When, at last, they are reunited face to face, Hedwig and Tommy are able at last to encounter, and forgive, one another as simultaneously full humans and incomplete ones: which is to say, they are both aware of one another as having the dignity of personhood, and aware too of the ways in which they have been shaped by one another, such that any talk of autonomous personhood becomes nonsensical. Hedwig takes on Tommy’s appearance, just as he has so often taken on her voice.
Their twinned, and often confusing and contradictory desires — to be, to be with, to become, to touch, to kiss, to be shaped by, and to shape — far better reflect my memories of being an uncertain teenager than the “orgasmic rush of lust” described in Rocky Horror, less confused about my bisexuality as such than about the very nature and purpose of sex at all.

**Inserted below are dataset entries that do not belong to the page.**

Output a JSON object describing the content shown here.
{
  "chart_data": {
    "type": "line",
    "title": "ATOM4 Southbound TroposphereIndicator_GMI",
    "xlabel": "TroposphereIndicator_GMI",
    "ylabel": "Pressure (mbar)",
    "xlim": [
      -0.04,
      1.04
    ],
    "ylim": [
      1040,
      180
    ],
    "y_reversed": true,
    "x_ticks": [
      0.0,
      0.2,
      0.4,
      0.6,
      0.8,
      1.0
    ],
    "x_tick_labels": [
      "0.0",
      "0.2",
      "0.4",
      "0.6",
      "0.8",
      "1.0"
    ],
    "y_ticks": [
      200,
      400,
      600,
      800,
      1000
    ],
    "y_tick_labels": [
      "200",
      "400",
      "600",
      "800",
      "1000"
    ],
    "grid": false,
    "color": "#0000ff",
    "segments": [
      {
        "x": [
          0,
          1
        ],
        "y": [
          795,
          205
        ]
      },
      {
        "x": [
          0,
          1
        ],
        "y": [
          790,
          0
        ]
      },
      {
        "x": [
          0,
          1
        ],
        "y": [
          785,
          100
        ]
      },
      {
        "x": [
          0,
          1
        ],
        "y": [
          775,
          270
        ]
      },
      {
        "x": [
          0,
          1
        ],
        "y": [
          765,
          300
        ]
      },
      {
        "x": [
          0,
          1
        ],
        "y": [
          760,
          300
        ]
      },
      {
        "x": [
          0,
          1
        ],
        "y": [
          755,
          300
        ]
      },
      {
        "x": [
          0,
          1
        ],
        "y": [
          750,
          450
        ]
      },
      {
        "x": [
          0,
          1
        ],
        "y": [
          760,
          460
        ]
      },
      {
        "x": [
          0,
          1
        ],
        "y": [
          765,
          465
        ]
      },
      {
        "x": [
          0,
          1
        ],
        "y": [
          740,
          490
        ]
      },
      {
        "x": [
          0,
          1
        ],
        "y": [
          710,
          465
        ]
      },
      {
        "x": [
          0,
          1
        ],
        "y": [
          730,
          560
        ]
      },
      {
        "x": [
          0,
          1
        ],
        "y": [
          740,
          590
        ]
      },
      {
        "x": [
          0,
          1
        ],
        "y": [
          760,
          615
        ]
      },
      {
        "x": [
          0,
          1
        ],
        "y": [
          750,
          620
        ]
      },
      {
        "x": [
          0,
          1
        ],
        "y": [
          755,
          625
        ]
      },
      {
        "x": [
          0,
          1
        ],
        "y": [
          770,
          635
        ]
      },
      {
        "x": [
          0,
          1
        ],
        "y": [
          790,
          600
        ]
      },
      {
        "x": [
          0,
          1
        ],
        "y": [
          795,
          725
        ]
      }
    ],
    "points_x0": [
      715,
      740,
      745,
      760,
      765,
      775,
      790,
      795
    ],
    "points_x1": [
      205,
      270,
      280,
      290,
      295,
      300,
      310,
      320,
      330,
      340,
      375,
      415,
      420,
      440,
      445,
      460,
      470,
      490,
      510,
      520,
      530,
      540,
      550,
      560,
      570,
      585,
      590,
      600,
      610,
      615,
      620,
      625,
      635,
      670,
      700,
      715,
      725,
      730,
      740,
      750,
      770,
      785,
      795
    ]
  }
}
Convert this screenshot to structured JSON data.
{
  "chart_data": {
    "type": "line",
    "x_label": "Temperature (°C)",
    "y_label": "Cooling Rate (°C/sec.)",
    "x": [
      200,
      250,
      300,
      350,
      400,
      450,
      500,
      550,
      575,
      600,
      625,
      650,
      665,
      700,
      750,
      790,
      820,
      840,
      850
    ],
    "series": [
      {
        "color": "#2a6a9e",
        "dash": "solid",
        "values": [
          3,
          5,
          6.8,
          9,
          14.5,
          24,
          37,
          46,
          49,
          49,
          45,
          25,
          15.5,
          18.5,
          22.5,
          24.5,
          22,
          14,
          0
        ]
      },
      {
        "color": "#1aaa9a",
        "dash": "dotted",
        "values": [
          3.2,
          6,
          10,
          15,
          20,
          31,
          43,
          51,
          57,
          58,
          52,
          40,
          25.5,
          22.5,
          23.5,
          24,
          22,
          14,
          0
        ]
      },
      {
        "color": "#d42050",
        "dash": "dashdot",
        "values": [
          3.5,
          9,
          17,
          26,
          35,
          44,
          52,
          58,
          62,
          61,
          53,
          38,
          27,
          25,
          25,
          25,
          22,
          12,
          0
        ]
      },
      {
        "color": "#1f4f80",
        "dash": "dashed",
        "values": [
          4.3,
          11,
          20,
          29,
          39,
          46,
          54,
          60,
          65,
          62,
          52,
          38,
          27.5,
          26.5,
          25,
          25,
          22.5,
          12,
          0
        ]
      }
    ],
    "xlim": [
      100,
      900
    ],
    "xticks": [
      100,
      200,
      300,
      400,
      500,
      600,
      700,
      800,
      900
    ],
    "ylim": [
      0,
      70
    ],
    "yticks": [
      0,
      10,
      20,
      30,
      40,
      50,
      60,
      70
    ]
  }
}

There is, of course, an explicit Platonism at work here: one of Hedwig’s opening songs retells the “Origin of Love”, an extended riff on the speech of Aristophanes in Plato’s Symposium, in which human beings were originally unified dyads, before the jealous gods split them in two, cursing them to wander the earth for their destined “other half”. But by the end of the film, Hedwig suggests that the Platonic split is not a single cut but a kaleidoscope: she is half of Tommy, but so too is she half of Yitzhak, the film’s most unselfishly devoted character, whom she learns to recognize fully in return. The film ends with Hedwig relinquishing her wig to Yitzhak, allowing him to at last achieve his dream of becoming the woman he loves.
It is that vision of queer life, and of queer love, I find most promising, and most hopeful. It is a vision of love that resists the consumptive demands of modern sexual culture — the brass rings of compulsory traditional heterosexuality, as well as the neoliberal fantasy of sexual capitalism that has permeated relationships of all orientations. It is a vision of love that tells us that the erotic is not a kind of Sexual Autonomous Zone in our lives, to be found exclusively in discrete acts of fulfillment, but in the way we want to better know and be known by, those we love, and in the way that our various vulnerabilities to those we desire shape us in turn, such that we — in some sense — become them.